Thought I might stick my neck out and let you know what's happening with us.
Almost 2 years here...I found a job pretty easily, but not so for OH applied for over 100 jobs but nothing was giving. 9 months into our adventure his old employer emails him and offers him 6 months of well paid work, air fare paid to and from. He was pretty down by then, not having a job, so took the offer. At the end of the 6 months they offered him another contract. There was NOTHING still here for him, so he went back (truth is that he loves his job, always has done) Being apart has been difficult, but we manage with the help of daily Skype calls, but 12 months on, enough is enough. He was planning on coming back at the end of July for good and just looking for any old job, but, work have made him an offer that is simply too good an opportunity to turn down... loads more money and a big promotion compared to what he had when we left for Australia.
Son will be 18 in a couple of months and is talking about moving out, he's got an apprenticeship and really good mates here, he is adamant that he's not going back, Adelaide suits him and he's very happy. When I told him about his Dad's offer, he looked at me and said 'I can't believe that you've stayed here as long as you have Mum.....he worries about me , but the truth is that I've stayed because he's not yet 18 and it would be irresponsible of me to leave him in a foreign land before he was old enough, I also knew that I wouldn't be able to make him move back and tbh, I don't think I could ask that of him. It would be selfish to say the very least. He has an apprenticeship in a trade he loves, and great career prospects.
I don't dislike Adelaide, I've been lucky enough to make some really great mates both Aussies & expats whilst I've been here.

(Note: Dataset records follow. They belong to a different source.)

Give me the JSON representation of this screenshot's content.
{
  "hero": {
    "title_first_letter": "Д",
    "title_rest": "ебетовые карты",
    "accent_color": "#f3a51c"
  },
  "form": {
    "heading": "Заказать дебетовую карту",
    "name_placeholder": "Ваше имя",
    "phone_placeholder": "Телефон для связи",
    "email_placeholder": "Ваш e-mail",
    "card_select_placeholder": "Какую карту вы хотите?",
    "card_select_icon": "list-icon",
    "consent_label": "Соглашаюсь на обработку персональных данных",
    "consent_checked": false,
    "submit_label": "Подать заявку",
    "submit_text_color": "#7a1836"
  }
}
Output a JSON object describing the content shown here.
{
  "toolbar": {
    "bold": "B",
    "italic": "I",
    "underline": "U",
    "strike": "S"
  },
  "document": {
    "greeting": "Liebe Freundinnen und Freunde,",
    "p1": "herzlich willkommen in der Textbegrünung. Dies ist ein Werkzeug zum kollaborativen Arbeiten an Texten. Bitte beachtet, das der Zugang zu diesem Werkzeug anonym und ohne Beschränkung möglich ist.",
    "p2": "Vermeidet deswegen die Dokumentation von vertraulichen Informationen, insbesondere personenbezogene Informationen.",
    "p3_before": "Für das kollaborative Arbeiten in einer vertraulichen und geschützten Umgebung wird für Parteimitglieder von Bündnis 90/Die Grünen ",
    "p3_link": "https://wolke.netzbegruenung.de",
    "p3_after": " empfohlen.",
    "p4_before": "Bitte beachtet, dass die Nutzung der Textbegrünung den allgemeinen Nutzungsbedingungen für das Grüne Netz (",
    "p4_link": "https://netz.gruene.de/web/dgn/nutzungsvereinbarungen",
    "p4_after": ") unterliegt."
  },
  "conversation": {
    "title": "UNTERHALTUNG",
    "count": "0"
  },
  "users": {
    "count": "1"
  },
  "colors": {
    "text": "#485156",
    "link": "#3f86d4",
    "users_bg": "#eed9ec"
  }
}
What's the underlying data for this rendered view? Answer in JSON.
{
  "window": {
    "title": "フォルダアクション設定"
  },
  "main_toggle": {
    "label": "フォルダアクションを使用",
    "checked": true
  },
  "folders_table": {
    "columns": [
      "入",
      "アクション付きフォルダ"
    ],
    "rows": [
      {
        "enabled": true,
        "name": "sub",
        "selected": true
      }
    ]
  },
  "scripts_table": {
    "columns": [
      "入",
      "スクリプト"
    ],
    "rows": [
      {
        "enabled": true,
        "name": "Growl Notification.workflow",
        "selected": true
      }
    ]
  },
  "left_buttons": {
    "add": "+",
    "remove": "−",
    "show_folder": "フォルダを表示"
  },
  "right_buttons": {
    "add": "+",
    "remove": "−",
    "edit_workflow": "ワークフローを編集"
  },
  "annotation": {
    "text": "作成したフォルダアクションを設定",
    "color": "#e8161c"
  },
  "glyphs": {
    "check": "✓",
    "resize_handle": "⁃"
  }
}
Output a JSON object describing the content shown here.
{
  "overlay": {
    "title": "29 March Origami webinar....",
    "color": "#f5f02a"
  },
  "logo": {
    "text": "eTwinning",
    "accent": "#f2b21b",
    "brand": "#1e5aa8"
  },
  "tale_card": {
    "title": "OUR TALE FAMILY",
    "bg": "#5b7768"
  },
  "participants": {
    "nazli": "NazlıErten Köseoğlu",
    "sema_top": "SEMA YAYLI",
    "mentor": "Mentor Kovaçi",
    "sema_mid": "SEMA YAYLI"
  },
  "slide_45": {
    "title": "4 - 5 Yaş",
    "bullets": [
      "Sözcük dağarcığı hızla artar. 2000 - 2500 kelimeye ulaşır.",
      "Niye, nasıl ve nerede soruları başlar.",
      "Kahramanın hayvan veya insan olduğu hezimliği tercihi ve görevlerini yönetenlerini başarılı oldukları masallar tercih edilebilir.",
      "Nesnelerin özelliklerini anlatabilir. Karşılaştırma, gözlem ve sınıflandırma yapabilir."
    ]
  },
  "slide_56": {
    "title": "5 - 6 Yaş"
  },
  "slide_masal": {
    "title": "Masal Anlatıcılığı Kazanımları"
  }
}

I merely think that we landed here at the wrong time, and it's made finding employment for OH very difficult. It's possible that, if he'd found a job then it would have been different. However, if things had been different, he certainly wouldn't have had the offer that he has now. Everything happens for a reason.
It's also possible that another state could offer better opportunities, but we need to regroup and have some stability in our lives. Perhaps leaving is the easy option, but, I think that we've done enough hard yards for now. All I want to do is be able to cuddle up to my man every night and sleep soundly. I really don't want to spend anymore nights alone nor am I prepared to have my peace of mind lost because I'm worrying about him not having a job.
I'm told that if you have 2 years residency on your 175 visa that you can get a RRV if this is true then I will endeavour to stay until September to make sure that I get that right, but we have until the end of 2013 to come back on our current visa.
Well, it's been an adventure. An expensive adventure, but, I think, worth it. I didn't expect it to turn out this way, but hey, life would be very boring if everything always did!